«Non è accettabile che in un luogo come Ischia, tra i più belli al mondo, accadano disgrazie del genere. Se c’è qualcuno che è stato disattento, negli ultimi decenni, consentendo di mortificarne il territorio in modo scriteriato, è giusto che paghi. Questo è il giorno del dolore, ma è anche il giorno della rabbia». Lo scrittore Maurizio de Giovanni, autore della fortunata serie di romanzi con il commissario Ricciardi, è un frequentatore abituale di Ischia. «Sono vicino agli abitanti dell’isola, sfregiata dall’ennesima tragedia. Inammissibile, proprio perché non possiamo esserne sorpresi».
Era in un certo senso annunciata?
«Guardi, è ben noto il grado di dissesto idrogeologico dell’isola, e segnatamente di Casamicciola, che non a caso ha ispirato un’espressione popolare: ‘è successa una Casamicciola’, si dice, per significare un evento imprevisto, una calamità. E se un terremoto come quello del 2017 è un episodio imprevedibile, non certo può dirsi inaspettata una pioggia, ancorché torrenziale, a novembre. Non è arrivato l’uragano Katrina, non è esondato alcun fiume. C’è stata una pioggia importante, come ce ne saranno sempre più, e sempre più spesso. Criminale farsi cogliere impreparati. Criminale».
Mancata mitigazione del rischio o edificazione eccessiva?

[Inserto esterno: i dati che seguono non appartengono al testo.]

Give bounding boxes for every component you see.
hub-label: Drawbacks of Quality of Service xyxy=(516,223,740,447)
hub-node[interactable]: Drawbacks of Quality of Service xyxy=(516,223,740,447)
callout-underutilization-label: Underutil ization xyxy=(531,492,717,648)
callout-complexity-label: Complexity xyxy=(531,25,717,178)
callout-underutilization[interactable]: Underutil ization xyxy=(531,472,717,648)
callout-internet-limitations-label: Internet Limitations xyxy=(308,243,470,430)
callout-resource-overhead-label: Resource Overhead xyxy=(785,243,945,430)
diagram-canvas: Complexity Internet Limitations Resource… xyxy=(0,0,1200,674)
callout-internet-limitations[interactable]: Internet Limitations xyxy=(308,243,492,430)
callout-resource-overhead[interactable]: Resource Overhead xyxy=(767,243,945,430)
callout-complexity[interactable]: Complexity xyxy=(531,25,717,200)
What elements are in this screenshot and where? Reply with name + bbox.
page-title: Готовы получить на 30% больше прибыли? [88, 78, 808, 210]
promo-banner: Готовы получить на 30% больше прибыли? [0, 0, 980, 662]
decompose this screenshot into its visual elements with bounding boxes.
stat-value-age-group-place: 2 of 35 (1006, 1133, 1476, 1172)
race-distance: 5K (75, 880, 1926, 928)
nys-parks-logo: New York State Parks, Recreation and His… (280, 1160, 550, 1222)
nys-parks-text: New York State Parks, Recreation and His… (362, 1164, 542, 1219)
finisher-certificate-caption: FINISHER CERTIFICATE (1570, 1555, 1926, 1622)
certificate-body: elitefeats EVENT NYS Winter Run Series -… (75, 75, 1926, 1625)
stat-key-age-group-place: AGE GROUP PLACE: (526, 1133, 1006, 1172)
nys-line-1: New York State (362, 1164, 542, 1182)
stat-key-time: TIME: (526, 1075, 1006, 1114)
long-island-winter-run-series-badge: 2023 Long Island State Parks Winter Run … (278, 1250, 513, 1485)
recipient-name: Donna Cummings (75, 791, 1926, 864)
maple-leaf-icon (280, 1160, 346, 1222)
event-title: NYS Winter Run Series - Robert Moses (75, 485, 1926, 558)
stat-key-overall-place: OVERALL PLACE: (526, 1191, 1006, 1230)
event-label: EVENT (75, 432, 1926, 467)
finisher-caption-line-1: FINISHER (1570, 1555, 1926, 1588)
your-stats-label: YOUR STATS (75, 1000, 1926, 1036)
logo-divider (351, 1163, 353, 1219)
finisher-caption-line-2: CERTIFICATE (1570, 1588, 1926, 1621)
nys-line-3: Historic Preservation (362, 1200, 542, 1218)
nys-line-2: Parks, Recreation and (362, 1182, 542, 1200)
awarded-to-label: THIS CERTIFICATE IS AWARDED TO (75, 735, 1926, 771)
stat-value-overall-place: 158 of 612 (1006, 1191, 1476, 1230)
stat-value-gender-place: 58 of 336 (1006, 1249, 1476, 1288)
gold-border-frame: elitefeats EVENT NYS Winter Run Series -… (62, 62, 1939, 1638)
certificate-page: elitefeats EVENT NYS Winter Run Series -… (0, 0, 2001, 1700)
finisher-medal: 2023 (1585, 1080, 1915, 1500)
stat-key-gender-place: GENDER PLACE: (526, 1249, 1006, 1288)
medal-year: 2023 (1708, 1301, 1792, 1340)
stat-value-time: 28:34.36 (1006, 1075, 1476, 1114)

«Entrambe. Non posso esprimermi nel dettaglio degli edifici crollati, non avendo competenza specifica, ma l’edificazione selvaggia cui è stata sottoposta Ischia nei decenni è sotto gli occhi di tutti. Non parlo di ecomostri, ma di costruzioni fitte, edificate non di rado in aree a rischio. E non possiamo pensare che a fronte di fenomeni climatici sempre più estremi la natura non ci chieda di pagare un conto».
La politica è stata connivente?
«Credo che in un Paese civile se un cittadino vuole costruire in un luogo in cui è illogico costruire debba essere fermato subito. Ancor prima che si ragioni di condoni. Non è ammissibile che siano le tragedie, in questo Paese, a farci accorgere di cosa non ha funzionato. Siamo il Paese che parla ex post. Ma non si commetta l’errore di considerarla una storia del Sud. Perché questa è soprattutto una storia italiana: abbiamo visto scene simili ovunque, dalla Liguria all’Abruzzo. Stavolta non c’è una questione meridionale».
Ha sentito le parole di Salvini sul numero dei morti?
«Certo. E non è la prima volta che Matteo Salvini ci casca, tradendo una ricerca del sensazionalismo. Noi eravamo col fiato sospeso e, per mera frenesia, per il desiderio incontrollabile di stare molto sul pezzo, si dicono sciocchezze. Le dice chi dovrebbe avere informazioni dal campo, di prima mano. Non ho parole. E poi questa cosa dei numeri non mi piace: riduce le vittime a statistiche, annullando volti e storie, proprio come accade per i migranti, ma quella – ecco – è un’altra storia».
Questa come andrà a finire? De Giovanni, Ischia si rialzerà?
«Certo, l’isola è meravigliosa, amo definirla come la parte verde del nostro azzurro: negli anni l’hanno amata i tedeschi prima, poi i russi, oggi sempre più gli americani. Ma all’indomani della tragedia, dopo aver pianto i morti, questo Paese deve capire che se vuole realmente puntare sul turismo non può più consentirsi più di trascurare il territorio, di mortificarlo, direi anche di aggredirlo. La bellezza va custodita con cura. Ne va del nostro futuro».